Ingrid Betancourt speaks to FARC hostages

Freed hostage Ingrid Betancourt spoke on Sunday through a radio broadcast to those still being held in the Colombian jungle by leftist guerrillas, urging them not to lose hope.

The Franco-Colombian politician was freed on Wednesday by a Colombian army operation after more than six years in the hands of the Revolutionary Armed Forces of Colombia (FARC). She arrived in France on Friday to a hero's welcome.

"I have spoken to French President Nicolas Sarkozy several times and he committed himself publicly to continue the fight for all the hostages who are still in the jungle," Betancourt told remaining captives of the FARC during her broadcast, of which snippets were aired on French media.

She spoke from Paris on Radio Caracol, a Colombian radio station routinely used to communicate with FARC hostages, on which she had listened to messages from relatives and supporters during her long captivity.

A source close to Betancourt said she had urged the jungle captives not to lose hope and that they too would soon taste freedom.

Betancourt has been in back-to-back media interviews, medical tests and official functions since she arrived in France.
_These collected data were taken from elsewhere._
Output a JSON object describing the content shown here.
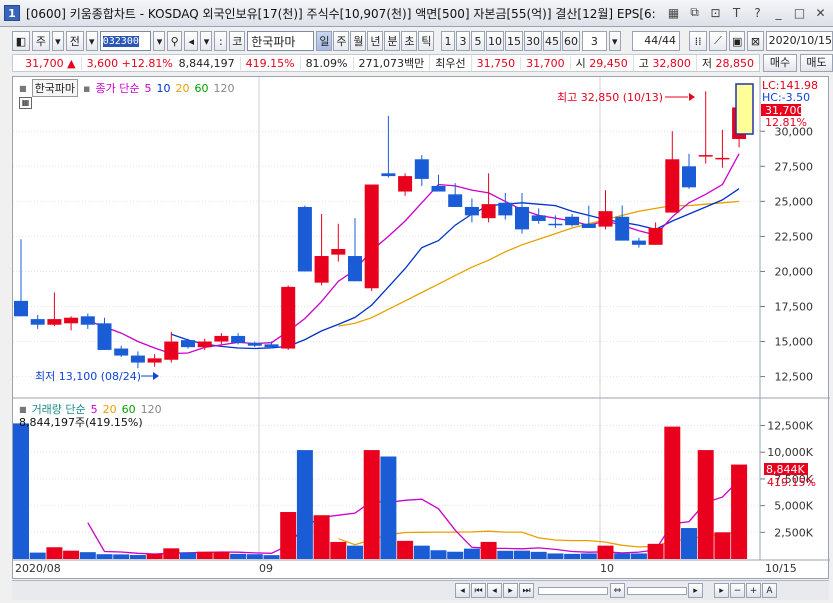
{
  "window": {
    "number": "1",
    "title": "[0600] 키움종합차트 - KOSDAQ 외국인보유[17(천)] 주식수[10,907(천)] 액면[500] 자본금[55(억)] 결산[12월] EPS[6:"
  },
  "toolbar": {
    "period_main": "주",
    "period_all": "전",
    "stock_code": "032300",
    "stock_prefix": "코",
    "stock_name": "한국파마",
    "period_tabs": [
      "일",
      "주",
      "월",
      "년",
      "분",
      "초",
      "틱"
    ],
    "selected_period": "일",
    "interval_buttons": [
      "1",
      "3",
      "5",
      "10",
      "15",
      "30",
      "45",
      "60"
    ],
    "interval_select": "3",
    "page_count": "44/44",
    "date": "2020/10/15"
  },
  "quote": {
    "price": "31,700",
    "direction": "▲",
    "change": "3,600",
    "change_pct": "+12.81%",
    "volume": "8,844,197",
    "volume_ratio": "419.15%",
    "rate": "81.09%",
    "amount": "271,073백만",
    "pref_label": "최우선",
    "ask": "31,750",
    "bid": "31,700",
    "open_label": "시",
    "open": "29,450",
    "high_label": "고",
    "high": "32,800",
    "low_label": "저",
    "low": "28,850",
    "buy_label": "매수",
    "sell_label": "매도"
  },
  "chart_legend": {
    "name": "한국파마",
    "price_label": "종가 단순",
    "ma": [
      "5",
      "10",
      "20",
      "60",
      "120"
    ],
    "ma_colors": [
      "#cc00cc",
      "#0033cc",
      "#e8a000",
      "#00a000",
      "#888888"
    ],
    "lc": "LC:141.98",
    "hc": "HC:-3.50",
    "last_price": "31,700",
    "last_pct": "12.81%"
  },
  "annotations": {
    "high": "최고 32,850 (10/13)",
    "low": "최저 13,100 (08/24)"
  },
  "volume_legend": {
    "label": "거래량 단순",
    "ma": [
      "5",
      "20",
      "60",
      "120"
    ],
    "value": "8,844,197주(419.15%)",
    "last": "8,844K",
    "last_pct": "419.15%"
  },
  "x_labels": [
    "2020/08",
    "09",
    "10",
    "10/15"
  ],
  "chart_data": {
    "type": "candlestick",
    "price_ticks": [
      "12,500",
      "15,000",
      "17,500",
      "20,000",
      "22,500",
      "25,000",
      "27,500",
      "30,000"
    ],
    "volume_ticks": [
      "2,500K",
      "5,000K",
      "7,500K",
      "10,000K",
      "12,500K"
    ],
    "candles": [
      {
        "o": 17900,
        "h": 22300,
        "l": 16800,
        "c": 16800
      },
      {
        "o": 16600,
        "h": 16900,
        "l": 15900,
        "c": 16200
      },
      {
        "o": 16200,
        "h": 18500,
        "l": 16100,
        "c": 16600
      },
      {
        "o": 16300,
        "h": 16800,
        "l": 15800,
        "c": 16700
      },
      {
        "o": 16800,
        "h": 17000,
        "l": 15900,
        "c": 16200
      },
      {
        "o": 16300,
        "h": 16700,
        "l": 14400,
        "c": 14400
      },
      {
        "o": 14500,
        "h": 14700,
        "l": 13900,
        "c": 14000
      },
      {
        "o": 14000,
        "h": 14300,
        "l": 13100,
        "c": 13500
      },
      {
        "o": 13500,
        "h": 14100,
        "l": 13200,
        "c": 13800
      },
      {
        "o": 13700,
        "h": 15700,
        "l": 13500,
        "c": 15000
      },
      {
        "o": 15100,
        "h": 15200,
        "l": 14500,
        "c": 14600
      },
      {
        "o": 14600,
        "h": 15200,
        "l": 14400,
        "c": 15000
      },
      {
        "o": 15000,
        "h": 15600,
        "l": 14800,
        "c": 15400
      },
      {
        "o": 15400,
        "h": 15600,
        "l": 14800,
        "c": 14900
      },
      {
        "o": 14900,
        "h": 15000,
        "l": 14600,
        "c": 14700
      },
      {
        "o": 14800,
        "h": 15000,
        "l": 14500,
        "c": 14600
      },
      {
        "o": 14500,
        "h": 19000,
        "l": 14400,
        "c": 18900
      },
      {
        "o": 24600,
        "h": 24700,
        "l": 20000,
        "c": 20000
      },
      {
        "o": 19200,
        "h": 24100,
        "l": 19000,
        "c": 21100
      },
      {
        "o": 21200,
        "h": 23400,
        "l": 20700,
        "c": 21600
      },
      {
        "o": 21100,
        "h": 23800,
        "l": 19300,
        "c": 19300
      },
      {
        "o": 18800,
        "h": 26200,
        "l": 18600,
        "c": 26200
      },
      {
        "o": 27000,
        "h": 31100,
        "l": 26700,
        "c": 26800
      },
      {
        "o": 25700,
        "h": 27000,
        "l": 25400,
        "c": 26800
      },
      {
        "o": 28000,
        "h": 28300,
        "l": 26100,
        "c": 26600
      },
      {
        "o": 26100,
        "h": 26900,
        "l": 25900,
        "c": 25700
      },
      {
        "o": 25500,
        "h": 26300,
        "l": 24600,
        "c": 24600
      },
      {
        "o": 24600,
        "h": 25200,
        "l": 23500,
        "c": 24000
      },
      {
        "o": 23800,
        "h": 27000,
        "l": 23500,
        "c": 24800
      },
      {
        "o": 24900,
        "h": 25600,
        "l": 23700,
        "c": 24000
      },
      {
        "o": 24600,
        "h": 25600,
        "l": 22700,
        "c": 23000
      },
      {
        "o": 24000,
        "h": 24500,
        "l": 23400,
        "c": 23600
      },
      {
        "o": 23400,
        "h": 24000,
        "l": 23100,
        "c": 23300
      },
      {
        "o": 23900,
        "h": 24100,
        "l": 23200,
        "c": 23300
      },
      {
        "o": 23400,
        "h": 24700,
        "l": 23200,
        "c": 23100
      },
      {
        "o": 23200,
        "h": 25800,
        "l": 23000,
        "c": 24300
      },
      {
        "o": 23900,
        "h": 24700,
        "l": 22200,
        "c": 22200
      },
      {
        "o": 22200,
        "h": 22400,
        "l": 21700,
        "c": 21900
      },
      {
        "o": 21900,
        "h": 23500,
        "l": 21900,
        "c": 23100
      },
      {
        "o": 24200,
        "h": 30000,
        "l": 24200,
        "c": 28000
      },
      {
        "o": 27500,
        "h": 28400,
        "l": 25900,
        "c": 26000
      },
      {
        "o": 28200,
        "h": 32850,
        "l": 27700,
        "c": 28300
      },
      {
        "o": 28100,
        "h": 30100,
        "l": 27400,
        "c": 28100
      },
      {
        "o": 29450,
        "h": 32800,
        "l": 28850,
        "c": 31700
      }
    ],
    "volume": [
      12700,
      600,
      1100,
      780,
      640,
      450,
      430,
      370,
      470,
      1000,
      600,
      680,
      660,
      480,
      450,
      360,
      4400,
      10200,
      4100,
      1600,
      1250,
      10200,
      9600,
      1700,
      1250,
      820,
      680,
      970,
      1600,
      770,
      780,
      670,
      520,
      480,
      520,
      1250,
      540,
      520,
      1420,
      12400,
      2900,
      10200,
      2500,
      8844
    ],
    "ma5_price": [
      null,
      null,
      null,
      null,
      16500,
      16040,
      15600,
      15000,
      14540,
      14140,
      14180,
      14580,
      14760,
      14940,
      14860,
      14920,
      15730,
      16640,
      17860,
      19300,
      20100,
      21500,
      22500,
      23600,
      24900,
      26200,
      26100,
      25800,
      25600,
      25000,
      24400,
      24000,
      23800,
      23600,
      23300,
      23600,
      23300,
      22900,
      22600,
      23900,
      24900,
      25500,
      26200,
      28400
    ],
    "ma10_price": [
      null,
      null,
      null,
      null,
      null,
      null,
      null,
      null,
      null,
      15520,
      15110,
      14810,
      14650,
      14540,
      14500,
      14550,
      14650,
      15140,
      15760,
      16220,
      16720,
      17600,
      18900,
      20200,
      21700,
      22200,
      23300,
      24100,
      24700,
      24800,
      24900,
      24800,
      24700,
      24300,
      24000,
      23700,
      23500,
      23300,
      23000,
      23600,
      24100,
      24600,
      25100,
      25900
    ],
    "ma20_price": [
      null,
      null,
      null,
      null,
      null,
      null,
      null,
      null,
      null,
      null,
      null,
      null,
      null,
      null,
      null,
      null,
      null,
      null,
      null,
      16100,
      16300,
      16700,
      17300,
      17900,
      18500,
      19100,
      19700,
      20300,
      20800,
      21400,
      21900,
      22300,
      22700,
      23100,
      23400,
      23700,
      24000,
      24300,
      24500,
      24700,
      24700,
      24800,
      24900,
      25000
    ],
    "ma5_volume": [
      null,
      null,
      null,
      null,
      3400,
      700,
      660,
      530,
      470,
      540,
      580,
      620,
      660,
      640,
      570,
      530,
      1270,
      3100,
      3900,
      4100,
      4300,
      5400,
      5300,
      5500,
      5600,
      4700,
      2700,
      1100,
      1000,
      990,
      960,
      1040,
      900,
      700,
      640,
      670,
      570,
      650,
      850,
      3300,
      3500,
      5300,
      5800,
      7400
    ],
    "ma20_volume": [
      null,
      null,
      null,
      null,
      null,
      null,
      null,
      null,
      null,
      null,
      null,
      null,
      null,
      null,
      null,
      null,
      null,
      null,
      null,
      1900,
      1340,
      1820,
      2280,
      2480,
      2500,
      2520,
      2520,
      2540,
      2600,
      2520,
      2520,
      1980,
      1780,
      1720,
      1720,
      1580,
      1280,
      1130,
      1180,
      1750,
      1800,
      2250,
      2280,
      2600
    ]
  }
}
She told the newspaper Le Journal du Dimanche she would return to Colombia in a few days, giving no further details.

French radio station Radio France Internationale (RFI) said in a statement Betancourt would send another message to the hostages on Monday to offer further support.

Her children, Melanie and Lorenzo, had broadcast messages to her on RFI when she was in the jungle.

"I have left behind human beings who are still in the hands of the FARC. So I still need you (France) because we cannot leave them where they are," Betancourt told the Journal du Dimanche, echoing comments made to Sarkozy in public on Friday.

The 46-year-old Betancourt, who had appeared gaunt and depressed in a video released in late 2007, has seemed in surprisingly good health since she came out of the jungle on Wednesday. She had medical tests in a Paris hospital on Saturday.

"Like me, the doctors are very surprised because of course there are traces of everything I experienced, but their conclusion is that the body resists many things extraordinarily well," she said in her interview with the Journal du Dimanche.

She also told the paper she wanted to write a play about her ordeal.